Re: Brussels opposes UK entry to the Lugano Convention legal pact
Hmmm......
My thoughts are that the UK joining the Lugano Convention is to avoid the unnecessary updating of contracts on both sides to put which judiciary any dispute would be resolved by, instead of just referencing and leveraging the Lugano Convention.
There are millions of contracts which are in place between between the 27+ EFTA and the UK. When they were written they would have used the Lugano convention to describe cross border disputes and judiciaries (the whole point of a convention) but now we have left the Lugano Convention these contracts will all need to be updated to put the UK the as the judiciary for disputes (contracts originated on our side), and similarly the 27 will have to update their contracts to be the jurisdiction for contracts on their side (the Lugano Convention only applies between states who the Convention applies to ....).

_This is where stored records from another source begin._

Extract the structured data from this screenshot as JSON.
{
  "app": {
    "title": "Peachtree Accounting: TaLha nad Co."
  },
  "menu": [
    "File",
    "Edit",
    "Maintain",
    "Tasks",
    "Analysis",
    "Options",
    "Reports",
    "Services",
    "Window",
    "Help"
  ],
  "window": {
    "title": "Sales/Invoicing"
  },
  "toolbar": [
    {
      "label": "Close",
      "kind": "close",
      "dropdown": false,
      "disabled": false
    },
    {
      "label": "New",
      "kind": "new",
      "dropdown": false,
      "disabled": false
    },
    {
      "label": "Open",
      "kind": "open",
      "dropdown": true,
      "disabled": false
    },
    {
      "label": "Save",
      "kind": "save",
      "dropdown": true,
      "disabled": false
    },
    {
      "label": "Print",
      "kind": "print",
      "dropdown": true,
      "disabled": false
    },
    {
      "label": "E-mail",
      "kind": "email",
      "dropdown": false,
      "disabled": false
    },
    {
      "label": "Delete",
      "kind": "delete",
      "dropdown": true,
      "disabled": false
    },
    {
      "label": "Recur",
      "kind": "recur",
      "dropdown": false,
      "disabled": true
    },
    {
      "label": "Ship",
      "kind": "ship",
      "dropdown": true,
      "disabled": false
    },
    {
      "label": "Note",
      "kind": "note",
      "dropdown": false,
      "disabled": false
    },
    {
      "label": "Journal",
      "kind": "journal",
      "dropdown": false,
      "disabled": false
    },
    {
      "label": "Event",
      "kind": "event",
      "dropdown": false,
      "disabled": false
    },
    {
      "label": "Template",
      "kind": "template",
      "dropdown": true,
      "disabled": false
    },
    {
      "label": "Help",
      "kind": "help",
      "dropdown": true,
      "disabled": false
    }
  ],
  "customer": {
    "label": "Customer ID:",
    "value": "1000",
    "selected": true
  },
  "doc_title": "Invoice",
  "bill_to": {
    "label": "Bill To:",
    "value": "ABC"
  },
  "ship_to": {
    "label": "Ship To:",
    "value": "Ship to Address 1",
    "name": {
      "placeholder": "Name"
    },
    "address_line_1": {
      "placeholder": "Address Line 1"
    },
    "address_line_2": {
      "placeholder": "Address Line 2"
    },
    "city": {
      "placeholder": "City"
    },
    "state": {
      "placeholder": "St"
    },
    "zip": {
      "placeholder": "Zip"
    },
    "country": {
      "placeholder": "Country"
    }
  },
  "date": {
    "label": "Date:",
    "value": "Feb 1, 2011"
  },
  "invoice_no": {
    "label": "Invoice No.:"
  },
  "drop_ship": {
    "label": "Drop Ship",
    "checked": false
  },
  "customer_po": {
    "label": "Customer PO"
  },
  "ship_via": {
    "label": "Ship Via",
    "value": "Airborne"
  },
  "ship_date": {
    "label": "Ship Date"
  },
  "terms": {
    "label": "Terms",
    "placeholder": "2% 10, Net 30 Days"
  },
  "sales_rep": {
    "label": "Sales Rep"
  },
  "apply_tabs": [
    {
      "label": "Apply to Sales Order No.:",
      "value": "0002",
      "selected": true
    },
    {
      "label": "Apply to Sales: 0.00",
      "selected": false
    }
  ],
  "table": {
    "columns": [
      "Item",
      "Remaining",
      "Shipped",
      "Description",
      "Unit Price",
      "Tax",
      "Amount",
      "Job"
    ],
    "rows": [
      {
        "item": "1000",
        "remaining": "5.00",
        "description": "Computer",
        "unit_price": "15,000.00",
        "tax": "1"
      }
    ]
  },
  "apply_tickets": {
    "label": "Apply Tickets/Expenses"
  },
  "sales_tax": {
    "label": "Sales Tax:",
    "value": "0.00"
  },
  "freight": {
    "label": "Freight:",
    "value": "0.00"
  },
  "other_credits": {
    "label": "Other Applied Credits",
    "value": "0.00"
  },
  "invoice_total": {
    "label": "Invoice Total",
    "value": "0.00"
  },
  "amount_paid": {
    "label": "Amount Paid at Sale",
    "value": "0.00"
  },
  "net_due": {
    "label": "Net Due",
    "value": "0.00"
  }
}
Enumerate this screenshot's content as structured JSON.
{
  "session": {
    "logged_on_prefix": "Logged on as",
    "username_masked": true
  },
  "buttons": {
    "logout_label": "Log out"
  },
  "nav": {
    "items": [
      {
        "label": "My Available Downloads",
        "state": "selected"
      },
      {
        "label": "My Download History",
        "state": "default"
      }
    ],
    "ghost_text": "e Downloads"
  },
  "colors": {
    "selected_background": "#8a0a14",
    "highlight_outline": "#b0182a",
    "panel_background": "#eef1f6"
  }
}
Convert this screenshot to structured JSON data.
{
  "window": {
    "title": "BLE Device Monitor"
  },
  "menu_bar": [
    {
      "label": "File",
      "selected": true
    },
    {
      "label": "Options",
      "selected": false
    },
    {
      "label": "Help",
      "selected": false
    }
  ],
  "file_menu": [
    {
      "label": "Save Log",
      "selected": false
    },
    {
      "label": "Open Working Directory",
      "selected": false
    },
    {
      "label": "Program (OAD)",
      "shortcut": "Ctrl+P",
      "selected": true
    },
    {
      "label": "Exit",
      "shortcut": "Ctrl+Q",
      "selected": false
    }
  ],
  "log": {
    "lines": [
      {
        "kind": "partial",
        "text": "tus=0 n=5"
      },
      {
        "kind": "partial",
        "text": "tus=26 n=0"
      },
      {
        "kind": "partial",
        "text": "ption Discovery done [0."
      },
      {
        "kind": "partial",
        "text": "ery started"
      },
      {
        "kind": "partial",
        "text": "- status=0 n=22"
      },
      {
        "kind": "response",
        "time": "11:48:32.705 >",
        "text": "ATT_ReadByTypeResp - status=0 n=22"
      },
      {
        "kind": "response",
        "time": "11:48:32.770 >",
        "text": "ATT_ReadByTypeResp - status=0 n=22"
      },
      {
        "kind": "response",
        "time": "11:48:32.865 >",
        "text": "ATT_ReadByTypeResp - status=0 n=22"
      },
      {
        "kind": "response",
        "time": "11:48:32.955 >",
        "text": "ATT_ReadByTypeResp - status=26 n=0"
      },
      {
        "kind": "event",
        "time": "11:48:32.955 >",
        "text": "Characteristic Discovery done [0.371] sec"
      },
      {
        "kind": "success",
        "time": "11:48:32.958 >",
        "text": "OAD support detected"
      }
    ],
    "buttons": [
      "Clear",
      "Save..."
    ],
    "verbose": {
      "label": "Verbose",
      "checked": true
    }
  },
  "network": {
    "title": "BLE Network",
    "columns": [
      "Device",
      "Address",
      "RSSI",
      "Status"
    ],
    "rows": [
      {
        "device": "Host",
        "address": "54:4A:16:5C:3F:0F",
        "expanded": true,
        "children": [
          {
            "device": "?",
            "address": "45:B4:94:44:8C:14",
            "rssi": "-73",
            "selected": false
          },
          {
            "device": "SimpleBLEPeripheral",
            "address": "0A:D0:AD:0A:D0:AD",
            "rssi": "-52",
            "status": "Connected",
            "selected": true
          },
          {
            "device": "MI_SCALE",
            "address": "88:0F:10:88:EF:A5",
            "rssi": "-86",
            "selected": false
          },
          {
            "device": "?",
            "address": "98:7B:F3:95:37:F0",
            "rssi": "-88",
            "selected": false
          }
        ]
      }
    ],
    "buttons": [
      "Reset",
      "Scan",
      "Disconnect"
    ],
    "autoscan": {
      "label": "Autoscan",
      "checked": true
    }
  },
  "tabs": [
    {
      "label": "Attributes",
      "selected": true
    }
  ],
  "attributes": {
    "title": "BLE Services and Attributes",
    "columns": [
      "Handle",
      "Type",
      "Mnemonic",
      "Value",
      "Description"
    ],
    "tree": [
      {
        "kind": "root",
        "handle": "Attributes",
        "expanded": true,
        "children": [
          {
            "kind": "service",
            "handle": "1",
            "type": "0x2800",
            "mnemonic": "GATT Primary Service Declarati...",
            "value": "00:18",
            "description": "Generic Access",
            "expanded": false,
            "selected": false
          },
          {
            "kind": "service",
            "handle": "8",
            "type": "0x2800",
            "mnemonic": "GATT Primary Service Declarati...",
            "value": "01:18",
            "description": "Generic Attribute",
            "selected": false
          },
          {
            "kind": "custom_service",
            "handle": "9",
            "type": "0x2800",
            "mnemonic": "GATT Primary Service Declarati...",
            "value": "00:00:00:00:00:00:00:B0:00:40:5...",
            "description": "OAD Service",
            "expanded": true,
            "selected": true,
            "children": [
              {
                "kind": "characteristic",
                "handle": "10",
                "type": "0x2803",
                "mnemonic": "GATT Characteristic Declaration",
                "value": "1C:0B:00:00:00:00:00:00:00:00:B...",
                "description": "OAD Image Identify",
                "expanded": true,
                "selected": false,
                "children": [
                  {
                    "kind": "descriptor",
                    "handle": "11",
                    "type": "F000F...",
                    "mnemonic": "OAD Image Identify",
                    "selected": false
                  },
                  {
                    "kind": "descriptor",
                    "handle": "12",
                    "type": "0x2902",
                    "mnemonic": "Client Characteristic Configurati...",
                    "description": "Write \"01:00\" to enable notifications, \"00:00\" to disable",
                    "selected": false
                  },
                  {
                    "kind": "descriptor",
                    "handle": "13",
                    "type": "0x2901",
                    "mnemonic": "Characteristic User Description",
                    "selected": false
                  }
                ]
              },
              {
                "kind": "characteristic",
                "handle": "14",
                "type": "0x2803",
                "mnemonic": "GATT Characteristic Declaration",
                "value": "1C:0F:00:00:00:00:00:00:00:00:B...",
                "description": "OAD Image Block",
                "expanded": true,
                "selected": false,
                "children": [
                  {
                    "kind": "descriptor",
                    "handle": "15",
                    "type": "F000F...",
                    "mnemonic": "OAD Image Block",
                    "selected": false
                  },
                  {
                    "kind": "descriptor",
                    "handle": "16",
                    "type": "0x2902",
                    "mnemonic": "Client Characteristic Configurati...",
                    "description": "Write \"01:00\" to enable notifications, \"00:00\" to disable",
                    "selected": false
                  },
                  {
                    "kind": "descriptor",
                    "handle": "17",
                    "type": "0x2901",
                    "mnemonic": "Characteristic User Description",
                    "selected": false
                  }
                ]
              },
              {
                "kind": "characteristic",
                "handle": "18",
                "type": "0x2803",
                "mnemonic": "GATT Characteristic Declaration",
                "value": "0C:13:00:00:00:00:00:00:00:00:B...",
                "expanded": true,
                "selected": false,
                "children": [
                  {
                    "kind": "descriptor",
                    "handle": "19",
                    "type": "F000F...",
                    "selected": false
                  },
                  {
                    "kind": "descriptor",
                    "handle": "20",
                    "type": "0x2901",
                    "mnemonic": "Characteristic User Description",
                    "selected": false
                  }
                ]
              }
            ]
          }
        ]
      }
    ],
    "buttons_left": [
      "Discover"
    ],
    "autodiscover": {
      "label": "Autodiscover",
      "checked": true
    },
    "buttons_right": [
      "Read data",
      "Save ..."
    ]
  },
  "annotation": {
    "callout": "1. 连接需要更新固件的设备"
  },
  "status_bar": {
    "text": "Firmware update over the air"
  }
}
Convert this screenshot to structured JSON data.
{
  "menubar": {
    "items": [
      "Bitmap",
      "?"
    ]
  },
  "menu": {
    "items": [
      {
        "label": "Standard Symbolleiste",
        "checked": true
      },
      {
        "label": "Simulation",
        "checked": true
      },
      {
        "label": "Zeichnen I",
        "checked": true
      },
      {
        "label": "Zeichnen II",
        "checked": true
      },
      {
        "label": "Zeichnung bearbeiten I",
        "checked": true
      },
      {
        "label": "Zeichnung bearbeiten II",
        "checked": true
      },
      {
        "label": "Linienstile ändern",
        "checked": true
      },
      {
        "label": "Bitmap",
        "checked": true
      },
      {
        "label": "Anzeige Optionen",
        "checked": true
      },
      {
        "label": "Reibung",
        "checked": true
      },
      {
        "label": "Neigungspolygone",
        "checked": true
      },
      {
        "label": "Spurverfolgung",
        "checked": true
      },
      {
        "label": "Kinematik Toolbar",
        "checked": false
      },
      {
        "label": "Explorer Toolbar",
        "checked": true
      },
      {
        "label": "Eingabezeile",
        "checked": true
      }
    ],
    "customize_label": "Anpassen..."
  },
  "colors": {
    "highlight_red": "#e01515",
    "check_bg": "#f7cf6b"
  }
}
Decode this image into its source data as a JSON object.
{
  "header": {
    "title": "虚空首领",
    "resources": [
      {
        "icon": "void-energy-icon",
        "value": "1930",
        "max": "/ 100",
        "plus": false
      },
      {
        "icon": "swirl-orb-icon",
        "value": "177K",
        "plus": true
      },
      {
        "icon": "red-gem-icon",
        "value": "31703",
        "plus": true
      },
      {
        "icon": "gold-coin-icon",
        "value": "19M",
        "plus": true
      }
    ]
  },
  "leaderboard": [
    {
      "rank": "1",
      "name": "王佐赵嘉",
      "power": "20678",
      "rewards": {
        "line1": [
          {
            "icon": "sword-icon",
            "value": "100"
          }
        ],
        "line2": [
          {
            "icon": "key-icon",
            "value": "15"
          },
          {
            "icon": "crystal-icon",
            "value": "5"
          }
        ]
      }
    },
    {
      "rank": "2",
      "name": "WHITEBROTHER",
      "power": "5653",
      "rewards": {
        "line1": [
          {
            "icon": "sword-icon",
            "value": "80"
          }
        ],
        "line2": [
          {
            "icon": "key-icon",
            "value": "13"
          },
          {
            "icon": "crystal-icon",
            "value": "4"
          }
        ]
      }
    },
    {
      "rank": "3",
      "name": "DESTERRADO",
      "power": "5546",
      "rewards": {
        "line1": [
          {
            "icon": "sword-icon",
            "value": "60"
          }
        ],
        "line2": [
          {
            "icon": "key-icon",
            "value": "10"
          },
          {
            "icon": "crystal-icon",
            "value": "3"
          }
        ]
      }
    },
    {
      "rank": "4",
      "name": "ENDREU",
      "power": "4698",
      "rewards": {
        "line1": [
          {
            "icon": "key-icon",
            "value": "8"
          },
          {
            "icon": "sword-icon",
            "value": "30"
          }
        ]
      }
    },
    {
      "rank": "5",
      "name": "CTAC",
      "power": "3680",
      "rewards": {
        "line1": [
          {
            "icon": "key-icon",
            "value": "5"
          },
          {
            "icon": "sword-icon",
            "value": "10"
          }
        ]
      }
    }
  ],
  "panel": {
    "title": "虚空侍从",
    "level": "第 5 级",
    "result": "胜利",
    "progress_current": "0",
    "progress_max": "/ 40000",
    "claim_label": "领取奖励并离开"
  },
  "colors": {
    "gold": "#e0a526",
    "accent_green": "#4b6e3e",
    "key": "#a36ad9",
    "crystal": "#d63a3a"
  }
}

An easy fix to resolve the massive amount of updates needed to the judiciary for all these existing contracts, is to allow the UK to be included as a Lugano state and continue to use the convention so then the contracts can stay as they are without re-wording them and costing a load of money in legal fees for doing the updates.
Otherwise there needs to be an overarching agreement that includes the UK as an "equivalent" Lugano state outside the Lugano convention or the 27 and the UK have a lot of needless document updates to do - this could be a viable alternative (if the idiots in Brussel see common sense - which I doubt), which could even be made be temporary until a existing contract expires or gets updated as part of a company's renewal process.
New contracts would declare which country is the judiciary for disputes anyway so this shouldn't be the problem, it's all the ones that existed before we left the Lugano Convention when we also left the EU.